Which languages does this software support? Can it be trained with all Wikipedia's languages?
Topic on Talk:TextCat
We currently have two classes of language models: those based on Wikipedia query strings (30 languages) and those based on Wikipedia Text (70 models). We get better performance from the query-string models on new query strings, because queries differ from encyclopedic text in several ways (less formality, more question words, fewer diacritics in languages that use them, more nouns and fewer verbs, etc.). However, I'm working on a new config that will allow us to use both query-based and Wikitext-based models together (since, for example, the Oriya Wikitext model is probably good enough).
You can see the currently available list on github. The LM-query directory has the query-based models, and the LM directory has the Wiki-text–based models. They are named for their Wiki codes, which are usually but not always the same as or similar to current or former ISO 639 codes.
The query-based models require a lot of manual work, since a lot of queries are not in the language of the Wiki. (Igbo Wikipedia, for example, had about half its queries in English in a sample I took in 2015; English Wikipedia has lots of other languages show up, which is what started this project.) The Wiki-text Models are less work, but still require validation. For smaller wikis there isn't enough text, and for the ones still in development (like Igbo Wikipedia), there's a lot of text that's not in the language of the wiki (often English).
For the larger, more well-developed Wikipedias, we could build models for all of them. But it does take some work, and so I haven't done it, though I'd like to.

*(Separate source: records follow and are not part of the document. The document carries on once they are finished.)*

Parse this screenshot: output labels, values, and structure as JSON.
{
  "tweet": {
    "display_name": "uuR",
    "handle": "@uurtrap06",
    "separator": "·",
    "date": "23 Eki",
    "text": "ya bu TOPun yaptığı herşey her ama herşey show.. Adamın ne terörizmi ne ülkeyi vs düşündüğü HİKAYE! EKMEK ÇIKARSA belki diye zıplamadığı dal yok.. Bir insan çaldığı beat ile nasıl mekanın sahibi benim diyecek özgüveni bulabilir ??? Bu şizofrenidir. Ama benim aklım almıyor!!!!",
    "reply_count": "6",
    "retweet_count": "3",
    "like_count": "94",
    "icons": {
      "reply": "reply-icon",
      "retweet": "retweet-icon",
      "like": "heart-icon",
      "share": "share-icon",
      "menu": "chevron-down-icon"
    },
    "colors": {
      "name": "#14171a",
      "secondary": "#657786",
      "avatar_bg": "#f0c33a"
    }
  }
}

I'd also like to cover a topic that I think is implicit in your question, but which you may not have intended. Having all those language models available wouldn't make it easy to detect all those languages. Running all those models would require more computational power, but also lead to worse results in language detection. As I mentioned, right now we don't detect French on English Wikipedia because there are too many false positives for French and too few actual queries in French. I will be able to turn on French on English Wikipedia soon, but having all the languages available would lead to too many errors (e.g., Scots vs English, or all the Romance languages) in the general case. Instead, we enable at most the languages we see in the query logs for a given Wikipedia, minus the ones that cause give more errors than correct answers in that context.
Thanks for the questions! And please let me know if I can help explain anything else.
Thanks a lot for the detailed answer.
I'd love to see a page that lists suggestions for people who write in small language wikis about how to get their wikis' content usable for this. E.g., as obvious as it should sound, a suggestion to not write in English in the Igbo Wikipedia needs to be explicit.
Good point. And it's not so much that people are writing in English on the Igbo Wikipedia—though there can be lots of titles in English (say for an American actor or singer)—but also templates have English fallbacks when no Igbo translation is available. I'm not sure if that ends up in the extracted Wiki-text or not.
Where do you think would be a good place to put such a list of suggestions, if one were formulated?
Something like TextCat/Best practices for editors would be a good start.